Community Bank System, Inc. was incorporated on April 15, 1983, under the Delaware
General Corporation Law. Its principal office is located at 5790 Widewaters
Parkway, DeWitt, New York 13214. The Company is a registered financial holding
company which wholly-owns two significant subsidiaries: Community Bank, N.A.
(the “Bank” or “CBNA”), and Benefit Plans Administrative
Services, Inc. (“BPAS”). BPAS owns four subsidiaries: Benefit Plans
Administrative Services, LLC (“BPA”), a provider of defined contribution
plan administration services; BPAS Actuarial & Pension Services, LLC (“BPAS-APS”)
(formally known as Harbridge Consulting Group, LLC), a provider of actuarial
and benefit consulting services; BPAS Trust Company of Puerto Rico, a Puerto
Rican trust company; and Hand Benefits & Trust Company (“HB&T”),
a provider of collective investment fund administration and institutional trust
services. HB&T owns one subsidiary, Hand Securities, Inc. (“HSI”),
an introducing broker dealer. The Company also wholly-owns two unconsolidated
subsidiary business trusts formed for the purpose of issuing mandatorily-redeemable
preferred securities which are considered Tier I capital under regulatory capital
adequacy guidelines.
The Bank’s business philosophy is to operate as a community bank with
local decision-making, principally in non-metropolitan markets, providing a
broad array of banking and financial services to retail, commercial, and municipal
customers. The Bank owns the following operating subsidiaries: The Carta Group,
Inc. (“Carta Group”), CBNA Insurance Agency, Inc. (“CBNA Insurance”),
CBNA Preferred Funding Corporation (“PFC”), CBNA Treasury Management
Corporation (“TMC”), Community Investment Services, Inc. (“CISI”),
Nottingham Advisors, Inc. (“Nottingham”), OneGroup NY, Inc. (“OneGroup”),
Oneida Wealth Management, Inc. (“OWM”) and Oneida Preferred Funding
II LLC (“OPFCII”). OneGroup and CBNA Insurance are full-service
insurance agencies offering personal and commercial property insurance and other
risk management products and services. PFC and OPFCII primarily act as investors
in residential real estate loans and properties. TMC provides cash management,
investment, and treasury services to the Bank. CISI, the Carta Group, and OWM
provide broker-dealer and investment advisory services. Nottingham provides
asset management services to individuals, corporations, corporate pension and
profit sharing plans, and foundations.
Through the acquisition of Oneida, the Company acquired OneGroup and OWM as
wholly-owned subsidiaries primarily engaged in offering insurance and investment
advisory services. These subsidiaries complement the Company’s other non-banking
financial services businesses.
On January 1, 2014, BPAS-APS, formerly known as Harbridge Consulting Group
LLC, completed its acquisition of a professional services practice from EBS-RMSCO,
Inc., a subsidiary of The Lifetime Healthcare Companies (“EBS-RMSCO”).

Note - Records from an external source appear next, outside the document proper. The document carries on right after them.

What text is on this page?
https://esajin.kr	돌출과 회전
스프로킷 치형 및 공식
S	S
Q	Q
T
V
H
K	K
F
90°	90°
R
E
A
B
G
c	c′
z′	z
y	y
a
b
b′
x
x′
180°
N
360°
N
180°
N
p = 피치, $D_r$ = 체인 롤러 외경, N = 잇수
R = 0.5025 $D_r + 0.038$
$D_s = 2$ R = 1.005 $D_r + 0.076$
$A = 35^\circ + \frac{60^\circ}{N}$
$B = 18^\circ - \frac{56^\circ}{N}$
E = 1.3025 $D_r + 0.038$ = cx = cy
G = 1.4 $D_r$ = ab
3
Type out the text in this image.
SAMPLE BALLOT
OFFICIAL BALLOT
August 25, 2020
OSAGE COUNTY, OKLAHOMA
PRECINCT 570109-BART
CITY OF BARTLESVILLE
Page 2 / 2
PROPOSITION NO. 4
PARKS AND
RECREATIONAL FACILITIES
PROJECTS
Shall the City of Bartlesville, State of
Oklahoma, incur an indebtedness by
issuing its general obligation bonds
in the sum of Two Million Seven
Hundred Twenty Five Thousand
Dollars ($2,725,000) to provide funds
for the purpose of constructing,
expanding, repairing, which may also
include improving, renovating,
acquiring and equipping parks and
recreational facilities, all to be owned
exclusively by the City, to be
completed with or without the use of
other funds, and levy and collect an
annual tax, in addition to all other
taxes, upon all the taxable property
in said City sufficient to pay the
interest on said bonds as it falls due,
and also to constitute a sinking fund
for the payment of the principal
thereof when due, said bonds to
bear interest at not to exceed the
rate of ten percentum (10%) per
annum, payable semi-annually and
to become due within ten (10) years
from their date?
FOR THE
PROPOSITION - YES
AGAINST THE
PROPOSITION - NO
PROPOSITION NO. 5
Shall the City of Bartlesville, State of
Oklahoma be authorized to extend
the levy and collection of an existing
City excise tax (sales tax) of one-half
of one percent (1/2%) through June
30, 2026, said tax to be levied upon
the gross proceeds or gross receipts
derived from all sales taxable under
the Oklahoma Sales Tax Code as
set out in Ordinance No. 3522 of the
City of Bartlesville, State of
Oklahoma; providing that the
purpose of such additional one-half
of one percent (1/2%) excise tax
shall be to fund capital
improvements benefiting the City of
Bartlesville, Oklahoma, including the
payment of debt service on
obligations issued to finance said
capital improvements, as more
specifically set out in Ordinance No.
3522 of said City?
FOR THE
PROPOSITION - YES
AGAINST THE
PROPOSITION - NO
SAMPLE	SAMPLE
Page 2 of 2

This professional services practice, which provides actuarial valuation and
consulting services to clients who sponsor pension and post-retirement medical
and welfare plans, enhanced the Company’s participation in the Western
New York marketplace.
On July 20, 2012, the Bank completed its acquisition of 16 retail branches
in central, northern and western New York from HSBC Bank USA, N.A. (“HSBC”),
acquiring approximately $106 million in loans and approximately $697 million
of deposits. The assumed deposits consisted primarily of core deposits and the
acquired loans consisted of in-market performing loans, primarily residential
real estate loans. Under the terms of the purchase agreement, the Bank paid
First Niagara Bank, N.A. (“First Niagara”), who acquired HSBC’s
Upstate New York banking business and assigned its right to purchase the 16
branches to the Bank, a blended deposit premium of 3.4%.
On November 30, 2011, the Company, through its BPAS subsidiary, acquired in
an all-cash transaction, certain assets and liabilities of CAI Benefits, Inc.
(“CAI”), a provider of actuarial, consulting and retirement plan
administration services, with offices in New York City and Northern New Jersey.
The transaction added valuable service capacity and enhanced distribution prospects
in support of the Company’s broader-based employee benefits business,
including daily valuation plan and collective investment fund administration.